Introduction:

Previous studies have shown that addition of docetaxel to standard androgen deprivation therapy (ADT) significantly improves progression-free survival (PFS) and overall survival (OS) compared to standard ADT alone in men with metastatic hormone-sensitive prostate cancer. Further evidence suggest that removal of the primary may improve outcomes by reducing the risk of tumor self-seeding.  Tumor resistance remains a major issue in the treatment of advanced cancer.  We are conducting a Phase II trial enrolling men with very high risk localized, locally advanced or oligometastatic prostate cancer (PC) patients to examine the feasibility of neoadjuvant chemohormonal therapy, tumor response and molecular mechanisms of resistance.

Methods:

UW17009 is an IRB-approved open-label, single-arm trial recruiting 30 patients with newly diagnosed locally advanced PC.  Patients receive ADT and docetaxel for three cycles (3 months) followed by prostatectomy. The primary endpoint is pathologic complete response rates. Secondary clinical objectives are rate of patients with PSA recurrence at month 12 after surgery as well as safety and tolerability.
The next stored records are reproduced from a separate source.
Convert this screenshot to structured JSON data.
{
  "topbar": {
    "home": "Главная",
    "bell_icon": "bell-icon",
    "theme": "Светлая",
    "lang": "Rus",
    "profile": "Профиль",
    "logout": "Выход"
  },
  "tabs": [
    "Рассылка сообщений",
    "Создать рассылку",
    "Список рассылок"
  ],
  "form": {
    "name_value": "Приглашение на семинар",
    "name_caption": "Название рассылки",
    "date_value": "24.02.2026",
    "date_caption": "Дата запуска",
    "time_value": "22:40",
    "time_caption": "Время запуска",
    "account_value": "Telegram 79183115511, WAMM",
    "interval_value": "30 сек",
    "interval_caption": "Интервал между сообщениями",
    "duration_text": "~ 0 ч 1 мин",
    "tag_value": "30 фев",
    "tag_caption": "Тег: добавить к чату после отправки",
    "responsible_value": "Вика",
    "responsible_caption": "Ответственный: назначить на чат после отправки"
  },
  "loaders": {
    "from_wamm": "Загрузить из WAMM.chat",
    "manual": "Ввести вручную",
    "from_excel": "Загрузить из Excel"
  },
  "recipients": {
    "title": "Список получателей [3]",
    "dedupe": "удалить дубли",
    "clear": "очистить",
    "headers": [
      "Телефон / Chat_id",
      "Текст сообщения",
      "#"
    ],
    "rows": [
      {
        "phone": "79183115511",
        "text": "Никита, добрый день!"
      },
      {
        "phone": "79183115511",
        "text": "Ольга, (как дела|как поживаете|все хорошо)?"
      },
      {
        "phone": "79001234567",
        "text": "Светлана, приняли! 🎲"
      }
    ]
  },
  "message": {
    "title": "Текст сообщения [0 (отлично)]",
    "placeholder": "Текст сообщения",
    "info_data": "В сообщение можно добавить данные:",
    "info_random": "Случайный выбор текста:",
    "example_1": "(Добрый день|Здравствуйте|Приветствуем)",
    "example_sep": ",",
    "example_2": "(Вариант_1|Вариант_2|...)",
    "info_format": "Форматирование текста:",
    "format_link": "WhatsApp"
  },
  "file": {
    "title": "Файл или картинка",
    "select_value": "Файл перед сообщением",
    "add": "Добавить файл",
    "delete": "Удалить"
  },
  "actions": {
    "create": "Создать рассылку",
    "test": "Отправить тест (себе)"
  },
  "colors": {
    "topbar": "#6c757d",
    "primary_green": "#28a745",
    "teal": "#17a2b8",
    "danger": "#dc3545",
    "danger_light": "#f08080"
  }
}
Exploratory interventions include PSMA PET/MRI imaging as a method for determining treatment response and response heterogeneity in primary prostate cancer and metastatic lesions performed before and after chemohormonal therapy.  In addition, evaluation of genomic and gene expression signatures in cancer cells, prostate stroma, bone marrow microenvironment and circulating tumor cells in responding and resistant lesions is ongoing.

Results:

To date, 26 of 30 patients have enrolled and undergone neoadjuvant treatment and radical prostatectomy (RP) with lymph node dissection. The mean age is 61 year, 96% are Caucasian with mean BMI of 28.35. The mean PSA at diagnosis was 32.1 ng/dl and 88.5% had Grade Group 5 cancer. All patients had multi-focal PC at baseline with 23/26 with Gleason Grade Group 5. Metastatic disease at baseline was identified in 6/26 patients (5 in lymph nodes and bone, 1 in LN only) using standard conventional imaging. Neoadjuvant therapy was overall well tolerated with expected toxicities including fatigue and neutropenia. All but two patients received all 3 cycles of docetaxel chemotherapy. All patients had multi-focal primary PC detected on PSMA PET/MRI. All patients underwent planned surgery (24 robotic and 2 open RP). Mean OR time was 169 minutes and mean estimated blood loss was 226 mL. One patient received a blood transfusion following open RP. Mean length of stay was 1.6 days (1-7 days). Grade 3-4 postoperative complications were seen in 7% (2/26). Mean number of lymph nodes removed was 13.4 and ten patients had node positive disease. The rate of negative surgical margins was 73% and 80% of patient had ≥ pT3 on final pathology. No patient achieved a complete pathologic response, however 91% (24/26) had undetectable PSA on week 6 after surgery. The two patients with persistent PSAs following surgery received salvage ADT with Abiraterone. Mean follow-up is 8 months (1.6-12 months) and rate of biochemical failure 23% (6/26).

Conclusion:

Neoadjuvant chemohormonal therapy prior to definitive surgery for very high risk localized and/or oligometastatic PC generates a high rate of local tumor control with a heterogeneity of tumor response between foci. The treatments are well tolerated with side effects similar to those previously described with chemohormonal therapy.  Further characterization of tumor heterogeneity and molecular imaging is ongoing.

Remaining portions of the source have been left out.